Ressalto, particularmente, os espaços ocupados pelo NuAP – Núcleo de
Antropologia Política.
Fui aluno do PPGAS no final da década de 70 e começo dos
anos 80. Lá fiz meu mestrado, orientado por Afrânio Garcia, e participei de
várias atividades do que então era informalmente uma espécie de núcleo de
estudos de economia camponesa, coordenado pelo Moacir Palmeira, com a
participação da Lygia Sigaud e dos já doutore e professores do PPGAS – Afrânio
Garcia, José Sérgio Leite Lopes, Beatriz Herédia, Rosilene Alvim e outros
mestres em Antropologia Social que já desenvolviam atividades profissionais
fora do MN. Outros grupos também desenvolviam linhas de pesquisa em várias
áreas. Otávio Velho também estudava sociedades camponesas; João Pacheco,
sociedades indígenas. Roberto da Matta, Luiz de Castro Farias e muitos outros
integraram o grupo discente do PPGAS e fiz cursos com vários deles.
Na época, os cursos do PPGAS se estruturavam principalmente
como seminários temáticos, com uma severa carga de leitura e participação nas
discussões. As leituras eram muito variadas, desde os clássicos da Antropologia
Social até pesquisas recém terminadas, além de textos ainda não publicados de
professores e colegas antropólogos.
Esse regime de estudos impunha o uso extensivo e intensivo
da Biblioteca do PPGAS, naqueles anos ainda relativamente modesta (e, ouso
dizer, com muitas cópias reprográficas de textos inacessíveis), mas muito
significativa na área. Foi crescendo, e antes do incêndio já contava com mais
de 37.000 itens. Os cursos realmente exigiam uma carga intensa de leituras.
Embora não houvesse uma cobrança explícita, coitado de quem era alvo de um dos
olhares da Lygia Sigaud, por exemplo, quando percebia que alguém não havia lido
– e refletido a respeito – do texto em discussão.

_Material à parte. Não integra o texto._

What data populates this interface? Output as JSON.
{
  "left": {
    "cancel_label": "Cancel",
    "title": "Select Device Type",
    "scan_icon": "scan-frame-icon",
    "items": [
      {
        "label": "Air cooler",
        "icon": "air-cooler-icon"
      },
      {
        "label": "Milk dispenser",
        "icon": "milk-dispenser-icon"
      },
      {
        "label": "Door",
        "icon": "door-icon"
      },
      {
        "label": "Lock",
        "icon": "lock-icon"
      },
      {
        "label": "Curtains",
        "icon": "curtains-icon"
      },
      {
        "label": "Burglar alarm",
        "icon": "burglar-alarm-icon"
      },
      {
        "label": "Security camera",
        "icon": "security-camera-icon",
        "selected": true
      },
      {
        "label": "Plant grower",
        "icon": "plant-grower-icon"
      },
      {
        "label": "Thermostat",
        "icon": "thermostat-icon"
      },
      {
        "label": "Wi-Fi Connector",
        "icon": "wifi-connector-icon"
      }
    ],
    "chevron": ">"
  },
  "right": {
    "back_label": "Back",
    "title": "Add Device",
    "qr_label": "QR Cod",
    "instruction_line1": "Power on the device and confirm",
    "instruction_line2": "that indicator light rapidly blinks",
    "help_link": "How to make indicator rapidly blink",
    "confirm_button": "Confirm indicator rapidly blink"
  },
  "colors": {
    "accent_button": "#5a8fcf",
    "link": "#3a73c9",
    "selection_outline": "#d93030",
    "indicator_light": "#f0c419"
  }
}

A vida nos levou – a mim e à Maria José Silveira, que fez o Mestrado em Ciências Políticas na USP e vários cursos no PPGAS – para outros caminhos. Mas a ligação com o Museu Nacional, por tão profunda, marcou a ambos. Quando vou ao Rio de Janeiro, procuro meios de encontrar antigos colegas e professores. Fui até membro de uma banca de mestrado, convidado pelo Moacir Palmeira, na discussão da dissertação de uma aluna peruana que trabalhou sobre o movimento sindical camponês daquele país. Quando exilados – por conta da ditadura que, segundo o sujeito que está lá no Planalto, nunca existiu – havíamos feito a graduação em Antropologia Social na Universidad Nacional Mayor de San Marcos. Fizemos um estudo em comunidades andina e fomos coautores, com o prof. Rodrigo Montoya, do livro com a pesquisa em uma dessas comunidades.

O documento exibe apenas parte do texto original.